Experimental studies are very valuable to clarify this and there are a vast number of them. Unfortunately, many of them, while trying to shed light to the problem, also bring their own confusion mainly due to the lack of provided data. There are studies in which information such as the geometrical dimensions, surface roughness details, entrance effects and how they are included in the calculations, measurement uncertainties, etc. are missing.
At this point, numerical studies become helpful. Many of the microchannel applications involve laminar flow. Without being worried about transition and turbulence modeling issues, these low Reynolds number flows inside simple geometries with no separation can be simulated very accurately. As far as the surface roughness effects in microchannel flows is considered, almost all numerical studies in the literature are two-dimensional and make use of artificial roughness elements. Among the limited number of three-dimensional ones, only two consider somewhat realistic rough surfaces with Gaussian distributions.

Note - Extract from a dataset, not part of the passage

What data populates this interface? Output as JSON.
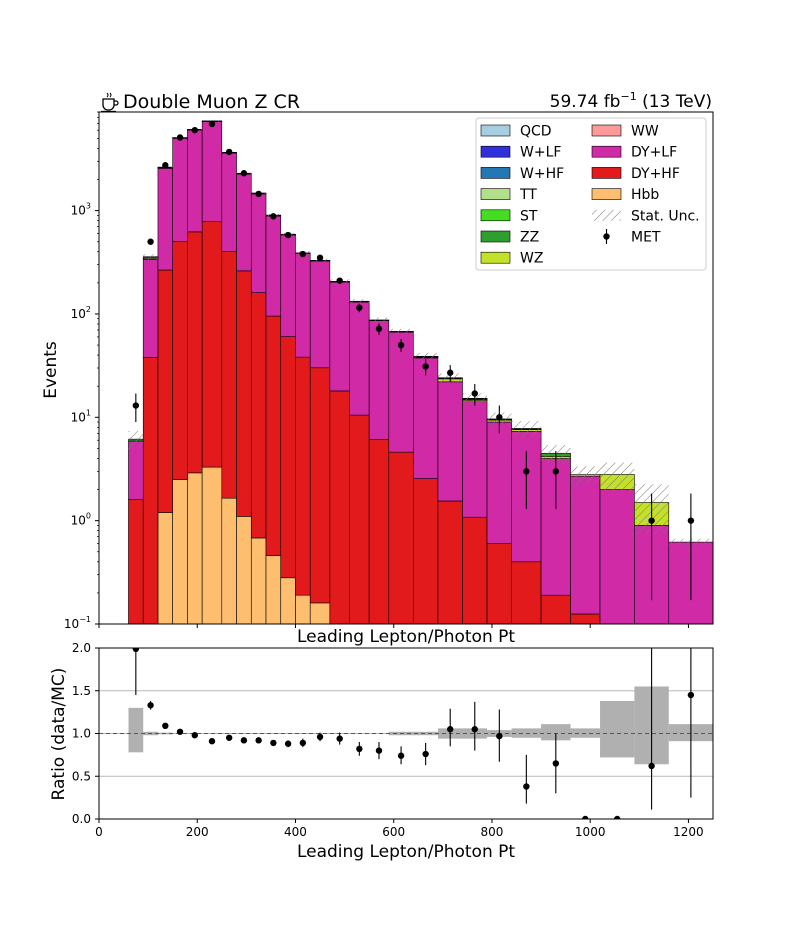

With the aim to bring clarity to the confusion described above, laminar flows inside microchannels is investigated numerically in this study. The effect of the surface roughness on the friction factor is the focus point. To form a base, Natrajan & Christensen's (2010) experimental study, which was concerned with the same problem, is chosen. A rectangular channel of length 144 mm, width 900 µm, height 450 µm with hydraulic diameter 600 µm is considered. Reynolds number is varied between 100 and 2100. Side walls of the channel are considered to be rough with root mean square roughness (RMS) height ranging between 0 and 5%. To have realistic rough surfaces, sinusoidal waves of random sampling are used, which results in more realistic surfaces than those used in the previous studies. Simulations are performed using OpenFOAM with meshes ranging between 1.5 and 45 million cells, with the most challenging case taking less than 15 hours on a typical workstation with 28 cores.
Results of smooth and rough channels with RMS roughness height of 1.25% shows perfect agreement with the experimental data and the conventional theory. However, results of RMS roughness height of 2.5% shows discrepancy with both experimental data and the theory. Although the results are not matching with those of the reference paper, they are in agreement with the review made by Dai, Li, & Ma (2014), which states that the effect of roughness is seen above average roughness height of 1%. It is believed that carefully done numerical studies with realistic rough surfaces are of critical importance to clarify the debated issues in the microchannel flow research. We also believe that one of the reasons behind the confusion in the literature is due to the lack of information in describing the surface roughness. In most studies only, the average or RMS roughness height is given, which may not be enough. Therefore, it is important to consider other surface aspects such as skewness and kurtosis of the roughness. It is possible to perform extensive controlled studies of these parameters with the proposed numerical approach.